Redakteur/in: Andreas Richter - Veröffentlicht am 18.02.2021
Von Dr. Wolfgang Reisinger (Foto)
Sachverhalt
In der Tiefgarage eines Wohnhauses kam es zu einem Brand eines Pkw. Das Fahrzeug war am Vortag um die Mittagszeit in der Garage abgestellt worden und hatte sich zu diesem Zeitpunkt in einem funktionstüchtigen, altersbedingt durchschnittlichen Zustand befunden. Das Fahrzeug war gewartet worden, der Fahrer hatte mit diesem nie Probleme gehabt.
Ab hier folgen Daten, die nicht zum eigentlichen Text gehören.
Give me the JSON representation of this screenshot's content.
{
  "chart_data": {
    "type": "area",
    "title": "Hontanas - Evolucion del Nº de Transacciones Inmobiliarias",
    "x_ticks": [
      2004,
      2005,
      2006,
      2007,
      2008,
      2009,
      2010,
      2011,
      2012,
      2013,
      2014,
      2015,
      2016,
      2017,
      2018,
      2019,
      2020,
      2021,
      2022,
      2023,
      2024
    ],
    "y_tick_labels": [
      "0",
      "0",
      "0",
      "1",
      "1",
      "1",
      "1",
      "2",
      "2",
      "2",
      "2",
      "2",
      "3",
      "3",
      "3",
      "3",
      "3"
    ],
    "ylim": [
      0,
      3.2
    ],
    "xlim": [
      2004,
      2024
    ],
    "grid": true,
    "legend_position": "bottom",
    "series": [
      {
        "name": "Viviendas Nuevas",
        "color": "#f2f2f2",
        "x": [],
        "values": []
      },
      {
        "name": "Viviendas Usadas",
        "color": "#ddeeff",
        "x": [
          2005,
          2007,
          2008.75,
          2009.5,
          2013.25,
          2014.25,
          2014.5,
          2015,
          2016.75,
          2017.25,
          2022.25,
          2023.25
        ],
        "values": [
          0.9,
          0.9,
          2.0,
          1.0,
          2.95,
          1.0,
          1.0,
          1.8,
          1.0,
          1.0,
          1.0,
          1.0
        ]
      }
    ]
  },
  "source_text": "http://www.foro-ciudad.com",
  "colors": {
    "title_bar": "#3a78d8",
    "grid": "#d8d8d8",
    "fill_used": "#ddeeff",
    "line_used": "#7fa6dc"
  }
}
Durch einen technischen Defekt im Motorraum des Kfz geriet es einen Tag später in Brand, wodurch auch ein daneben geparktes Kfz samt den darin befindlichen Sachen zerstört wurde. Der Kfz-Haftpflichtversicherer gab seinem VN zwar Abwehrdeckung, bestritt jedoch die Haftung für den Schaden am Nachbarfahrzeug mit dem Argument, dass sich das Kfz nicht in Betrieb befand.
Entscheidungsgründe
Der Oberste Gerichtshof hat sich bereits ausführlich und unter ausdrücklicher Ablehnung der Judikatur des deutschen Bundesgerichtshofs mit vergleichbaren Fällen der Selbstentzündung von auf privaten Grundstücken abgestellten Kfz auseinandergesetzt und ausgesprochen, dass sich dabei nicht die spezifische Gefahr eines sich mit Motorkraft bewegenden oder in anderer Weise am Verkehr teilnehmenden Fahrzeugs verwirklicht, sondern die jeder energiebetriebenen Anlage innewohnende Gefahr, dass sich die Energie in einer nicht geplanten Weise in Wärme umsetzt. Ein Unfall beim Betrieb eines Kraftfahrzeugs iSd § 1 EKHG liegt daher nicht vor, sodass der Halter nicht nach dem EKHG haftet. Anhaltspunkte für ein Verschulden lassen sich dem Sachverhalt nicht entnehmen.
Kommentar
Diese Entscheidung freut die Kfz-Haftpflichtversicherer, lässt die Geschädigten aber ratlos und vor allem entschädigungslos zurück. Das grundsätzliche Problem besteht darin, dass die Begriffe Betrieb des Kfz iSd EKHG und Verwendung des Kfz iSd des KHVG nicht synonym sind. „Betrieb“ ist ein haftungsrechtlicher Begriff, „Verwendung“ ein deckungsrechtlicher. Der in dieser Entscheidung gegebene Fall (keine Haftung, aber Deckung) ist der für den Schädiger angenehmste: Ihn trifft nicht nur keine Haftung, sondern er kann die mühsame und unter Umständen teure Abwehr der Ansprüche des Geschädigten seinem mächtigen und finanzkräftigen Kfz-Haftpflichtversicherer überlassen. Mit dieser Thematik hat sich der OGH bereits zweimal befasst (2 Ob 55/17b und 2 Ob 188/16k) und ist auch in den Vorentscheidungen zum selben Ergebnis gekommen. Das entspricht zwar dem derzeitigen österreichischen Trend, die Haftung nach dem EKHG nicht ausufern zu lassen, ist jedoch europarechtswidrig. Zeitlich nach den beiden Vorentscheidungen hat nämlich der EuGH (in C-100/18) bei einem identen Sachverhalt judiziert, dass das Ziel des Schutzes der Opfer von Unfällen, die durch Kfz verursacht werden, vom Unionsgesetzgeber beständig verfolgt und gestärkt wird und daher das Parken eines Fahrzeugs in einer Privatgarage eine Verwendung des Fahrzeugs darstellt, die seiner Funktion als Beförderungsmittel entspricht, und daher der Kfz-Halter (also de facto sein Kfz-Haftpflichtversicherer) derartige Schäden zu ersetzen hat.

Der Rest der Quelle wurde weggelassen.